É possível a determinação do comportamento não-verbal pelo comportamento verbal?

Segundo Skinner (1957) o comportamento verbal é um tipo especial do comportamento operante. O autor define esse tipo especial de operante como um comportamento cujas consequências que o mantém são mediadas pelo outro. Nesse sentido, o conceito de comportamento verbal não se restringe à fala, mas a toda e qualquer forma de comportamento que envolva a mediação da consequência do comportamento do falante pelo ouvinte, como a escrita, os gestos, as figuras, etc.


Ao discutir as possibilidades de alcance que o conceito de comportamento verbal poderia ter, Skinner questiona-se como o terapeuta comportamental pode lidar com o comportamento verbal na clínica. Essa questão vem sendo discutida até hoje por diversos autores analítico-comportamentais que atuam na área, e um dos pontos que tem sido alvo de estudos experimentais é a determinação do comportamento não-verbal por meio do comportamento verbal. De acordo com Catania (1999), a modelagem do comportamento verbal é uma técnica potente para modificar o comportamento humano.



Catania (1999) afirma isso com base em um estudo em que se demonstrou que o comportamento verbal modelado é acompanhado do comportamento não-verbal correspondente.

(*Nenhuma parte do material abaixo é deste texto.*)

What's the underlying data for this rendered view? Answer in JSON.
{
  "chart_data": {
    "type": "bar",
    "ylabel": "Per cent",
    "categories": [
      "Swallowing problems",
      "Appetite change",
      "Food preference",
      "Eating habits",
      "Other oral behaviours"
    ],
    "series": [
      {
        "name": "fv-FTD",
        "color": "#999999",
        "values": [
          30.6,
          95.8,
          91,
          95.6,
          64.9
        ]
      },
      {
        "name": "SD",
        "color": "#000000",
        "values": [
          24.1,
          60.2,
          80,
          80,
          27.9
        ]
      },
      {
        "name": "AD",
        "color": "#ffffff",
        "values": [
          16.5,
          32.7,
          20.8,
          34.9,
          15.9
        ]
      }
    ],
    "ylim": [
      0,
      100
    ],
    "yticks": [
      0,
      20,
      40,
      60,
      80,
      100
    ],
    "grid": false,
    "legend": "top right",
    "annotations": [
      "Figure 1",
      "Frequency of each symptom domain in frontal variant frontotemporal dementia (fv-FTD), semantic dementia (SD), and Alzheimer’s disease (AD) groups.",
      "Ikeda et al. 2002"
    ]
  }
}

Catania e cols. (1982) programaram dois botões que produziam o ganho de pontos por diferentes maneiras. Esses dois botões eram sinalizados por estímulos discriminativos diferentes e estavam disponíveis em momentos distintos. Em um, a contingência para ganhar pontos era por meio do esquema de razão randômica. No outro, vigorava o esquema Intervalo Randômico. Além disso, havia outra maneira para acúmulo de pontos, que era por meio de descrever como se ganhava pontos em cada botão. Essas descrições eram realizadas em uma folha de papel na qual se pedia para dizer qual a melhor forma de ganho de pontos em um determinado botão. Os comportamentos eram reforçados por meio de pontos recebidos. Na situação experimental, o dizer dos participantes foi reforçado de forma incongruente com contingência estabelecida, por exemplo, se em um botão vigorava o esquema razão randômica, a descrição modelada era a de pressionar devagar. Os resultados apontam que os estudantes modificavam o modo de pressionar conforme a modelagem das descrições do comportamento, havendo correspondência entre o dizer e o fazer. Assim, o que os estudantes diziam sobre seu comportamento era mais determinante do que as próprias consequências para a resposta de pressão dos botões.

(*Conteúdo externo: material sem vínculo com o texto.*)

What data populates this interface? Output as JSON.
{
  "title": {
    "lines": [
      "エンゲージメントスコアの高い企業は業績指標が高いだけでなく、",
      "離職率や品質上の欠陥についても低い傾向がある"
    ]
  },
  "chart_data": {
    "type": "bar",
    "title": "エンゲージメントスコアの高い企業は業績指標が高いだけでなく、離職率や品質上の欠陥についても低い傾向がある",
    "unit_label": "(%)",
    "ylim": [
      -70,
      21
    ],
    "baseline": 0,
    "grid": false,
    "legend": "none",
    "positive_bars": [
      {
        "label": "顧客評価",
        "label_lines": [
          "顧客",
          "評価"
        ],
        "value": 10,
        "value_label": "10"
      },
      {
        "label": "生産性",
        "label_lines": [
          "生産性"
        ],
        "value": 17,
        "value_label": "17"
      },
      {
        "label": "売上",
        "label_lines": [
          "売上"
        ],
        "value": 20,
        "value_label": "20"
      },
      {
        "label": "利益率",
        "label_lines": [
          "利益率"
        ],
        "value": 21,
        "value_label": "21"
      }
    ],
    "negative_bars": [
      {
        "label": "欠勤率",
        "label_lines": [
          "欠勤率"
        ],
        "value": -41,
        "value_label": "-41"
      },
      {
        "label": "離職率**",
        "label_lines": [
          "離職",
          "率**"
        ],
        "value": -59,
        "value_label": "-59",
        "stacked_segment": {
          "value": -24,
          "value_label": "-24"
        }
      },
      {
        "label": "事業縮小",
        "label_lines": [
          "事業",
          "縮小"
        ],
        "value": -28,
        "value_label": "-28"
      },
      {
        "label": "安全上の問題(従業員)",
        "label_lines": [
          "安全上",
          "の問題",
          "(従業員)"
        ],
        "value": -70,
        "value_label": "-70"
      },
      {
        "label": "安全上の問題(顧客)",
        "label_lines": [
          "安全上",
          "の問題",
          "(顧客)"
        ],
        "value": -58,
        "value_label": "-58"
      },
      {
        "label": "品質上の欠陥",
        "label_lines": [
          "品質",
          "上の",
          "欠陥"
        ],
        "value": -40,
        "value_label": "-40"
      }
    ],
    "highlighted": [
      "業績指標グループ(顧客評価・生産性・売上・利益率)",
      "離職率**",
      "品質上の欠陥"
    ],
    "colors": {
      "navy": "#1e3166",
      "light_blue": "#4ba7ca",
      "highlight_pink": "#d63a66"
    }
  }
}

Entretanto, de acordo com Catania e cols (1990) e Catania (1999), o comportamento verbal instruído ou governado verbalmente, seria relativamente insensível às suas consequências e é menos sistematicamente acompanhado pelo comportamento não-verbal correspondente. Assim, de acordo com esses estudos, quando o nosso comportamento verbal é modelado, o comportamento não-verbal acompanharia a modelagem, havendo uma correspondência entre o dizer e o fazer, o que implica na possibilidade da modificação do comportamento não-verbal na clínica por meio dessa técnica. Contudo, se são simplesmente oferecidas regras verbais aos clientes, não haveria necessariamente o acompanhamento do comportamento não-verbal, ou seja, não implica em mudanças.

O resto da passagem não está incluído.